L’intelligence artificielle s’impose désormais comme un multiplicateur de puissance dans l’architecture sécuritaire africaine. Longtemps cantonnée aux discours prospectifs, elle s’invite aujourd’hui dans les doctrines de défense, les politiques publiques et les mécanismes régionaux de coopération. Au cœur de cette mutation, la Communauté d’intérêt sur la cybersécurité du Collège européen de sécurité et de défense (CESA) agit comme un incubateur d’expertise, reliant responsables africains et partenaires internationaux autour d’un enjeu central : comment exploiter l’IA sans fragiliser des États déjà exposés aux menaces hybrides ?
Dans le contexte africain actuel, la cybersécurité ne relève plus seulement de la protection des infrastructures numériques : elle devient une dimension de la souveraineté. Les États africains sont confrontés à une triple pression : la numérisation accélérée des services publics, l’essor des cybermenaces transnationales et la compétition géopolitique autour des données. L’IA apparaît alors comme une réponse ambivalente : outil de détection avancée des attaques, mais aussi vecteur potentiel de surveillance intrusive et de dépendance technologique vis-à-vis d’acteurs extérieurs.

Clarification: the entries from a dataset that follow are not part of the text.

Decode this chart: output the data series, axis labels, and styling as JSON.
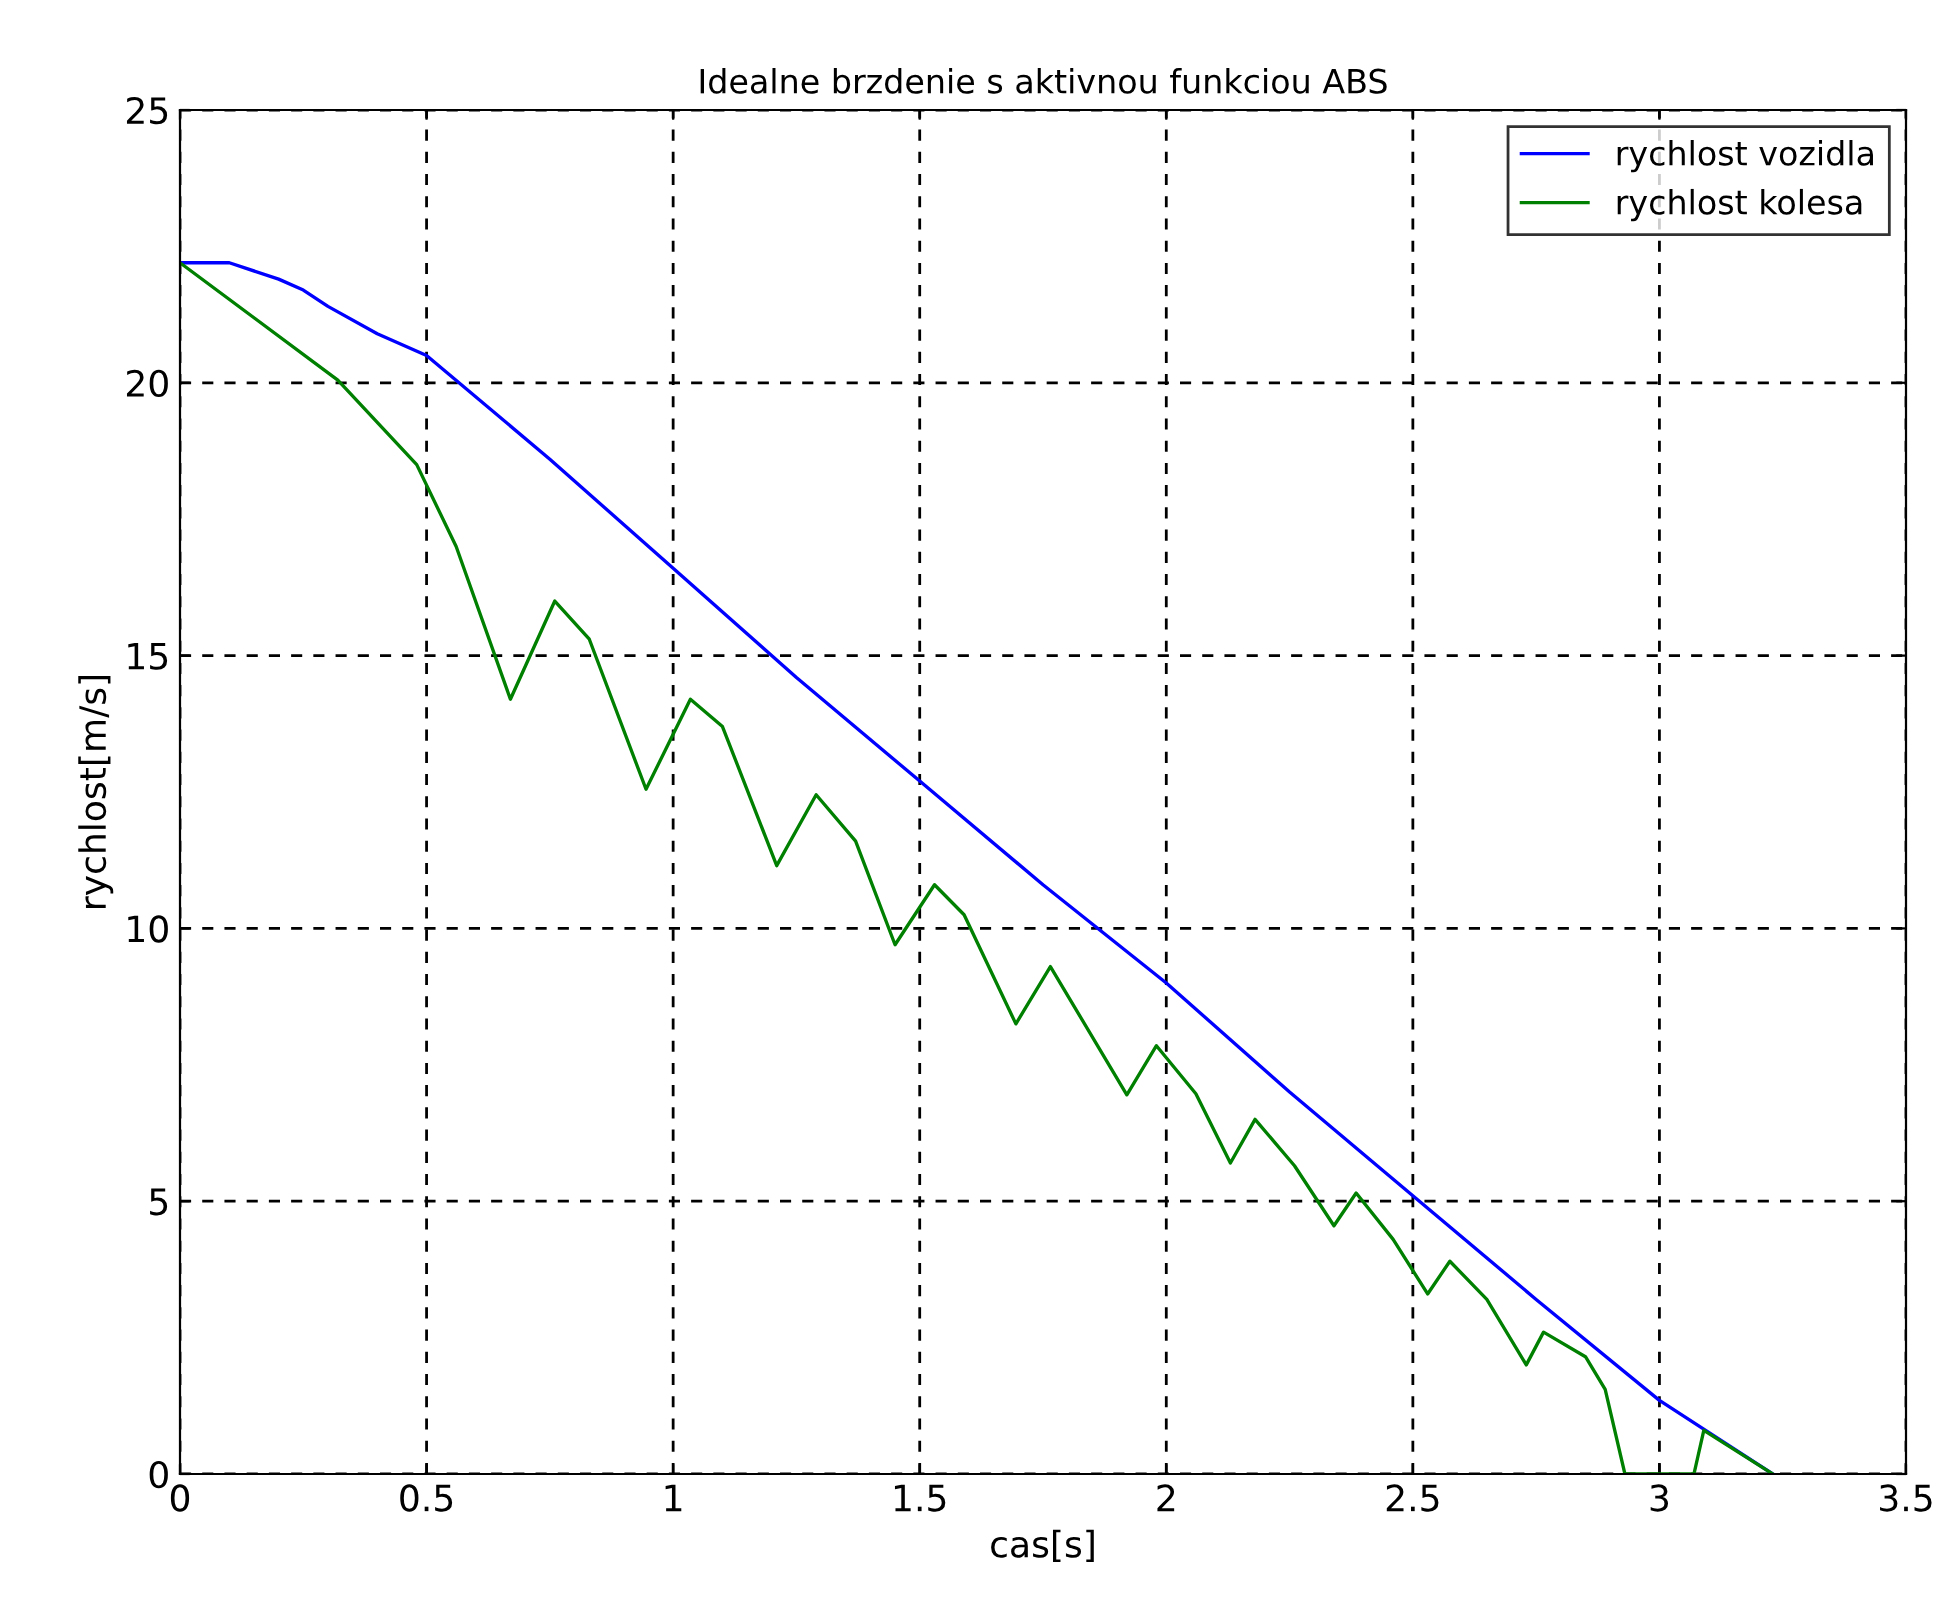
{
  "chart_data": {
    "type": "line",
    "title": "Idealne brzdenie s aktivnou funkciou ABS",
    "xlabel": "cas[s]",
    "ylabel": "rychlost[m/s]",
    "xlim": [
      0,
      3.5
    ],
    "ylim": [
      0,
      25
    ],
    "xticks": [
      0,
      0.5,
      1,
      1.5,
      2,
      2.5,
      3,
      3.5
    ],
    "yticks": [
      0,
      5,
      10,
      15,
      20,
      25
    ],
    "grid": true,
    "legend": "top right",
    "line_style": "solid",
    "marker": "none",
    "series": [
      {
        "name": "rychlost vozidla",
        "color": "#0000ff",
        "x": [
          0,
          0.1,
          0.2,
          0.25,
          0.3,
          0.4,
          0.5,
          0.75,
          1.0,
          1.25,
          1.5,
          1.75,
          2.0,
          2.25,
          2.5,
          2.75,
          3.0,
          3.23
        ],
        "values": [
          22.2,
          22.2,
          21.9,
          21.7,
          21.4,
          20.9,
          20.5,
          18.6,
          16.6,
          14.6,
          12.7,
          10.8,
          9.0,
          7.0,
          5.1,
          3.2,
          1.35,
          0
        ]
      },
      {
        "name": "rychlost kolesa",
        "color": "#008000",
        "x": [
          0,
          0.32,
          0.48,
          0.56,
          0.67,
          0.76,
          0.83,
          0.945,
          1.035,
          1.1,
          1.21,
          1.29,
          1.37,
          1.45,
          1.53,
          1.59,
          1.695,
          1.765,
          1.92,
          1.98,
          2.06,
          2.13,
          2.18,
          2.26,
          2.34,
          2.385,
          2.46,
          2.53,
          2.575,
          2.65,
          2.73,
          2.765,
          2.85,
          2.89,
          2.93,
          3.07,
          3.09,
          3.23
        ],
        "values": [
          22.2,
          20.05,
          18.5,
          17.0,
          14.2,
          16.0,
          15.3,
          12.55,
          14.2,
          13.7,
          11.15,
          12.45,
          11.6,
          9.7,
          10.8,
          10.25,
          8.25,
          9.3,
          6.95,
          7.85,
          6.97,
          5.7,
          6.5,
          5.65,
          4.55,
          5.15,
          4.3,
          3.3,
          3.9,
          3.2,
          2.0,
          2.6,
          2.15,
          1.55,
          0,
          0,
          0.8,
          0
        ]
      }
    ]
  }
}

La Communauté d’intérêt du CESA se positionne précisément à l’intersection de ces tensions. En réunissant anciens auditeurs, experts militaires et décideurs publics africains, elle favorise l’émergence d’un langage commun sur l’usage responsable de l’IA. Cette approche collaborative reflète une évolution majeure : la sécurité africaine se pense de plus en plus en réseau, à l’image des menaces qu’elle affronte. La logique de communauté d’expertise remplace progressivement celle, plus classique, de coopération bilatérale cloisonnée.
Mais l’irruption de l’IA dans les systèmes sécuritaires africains pose une question politique centrale : qui contrôle les algorithmes ? Dans plusieurs pays, les capacités technologiques proviennent de partenariats extérieurs entreprises privées ou puissances étrangères créant un risque de dépendance stratégique. La cybersécurité alimentée par l’IA pourrait ainsi reproduire, dans le domaine numérique, des asymétries déjà observées dans les secteurs militaire ou énergétique. Le défi africain consiste donc à développer des compétences locales et une gouvernance souveraine des données.
Paradoxalement, l’IA offre aussi au continent une opportunité de « saut technologique ». Les États disposant de ressources limitées peuvent, grâce à l’automatisation et à l’analyse prédictive, renforcer leurs capacités de surveillance des réseaux, de lutte contre la désinformation ou de protection des infrastructures critiques. Dans des régions marquées par l’instabilité Sahel, Corne de l’Afrique ou Grands Lacs ces outils deviennent des leviers potentiels de stabilisation, à condition d’être encadrés par des normes éthiques robustes.
C’est précisément sur ce terrain normatif que la Communauté d’intérêt sur la cybersécurité entend peser. En encourageant le partage d’expériences entre praticiens africains, elle contribue à l’émergence d’une doctrine continentale de l’IA sécuritaire : adoption responsable, transparence algorithmique et respect des droits fondamentaux. Cette dynamique rejoint les débats internationaux sur la gouvernance de l’IA, mais avec une spécificité africaine : concilier sécurité, développement et souveraineté numérique dans des contextes institutionnels souvent fragiles.
Au-delà de la technique, l’IA redessine donc le paysage sécuritaire africain en profondeur. Elle transforme la nature des menaces, la structure des alliances et les équilibres de puissance. La question n’est plus de savoir si l’Afrique adoptera l’IA sécuritaire, mais dans quelles conditions politiques et stratégiques elle le fera. Entre promesse d’autonomie technologique et risque de nouvelle dépendance, le continent se trouve à un tournant : celui où la cybersécurité devient un champ décisif de souveraineté au XXIᵉ siècle.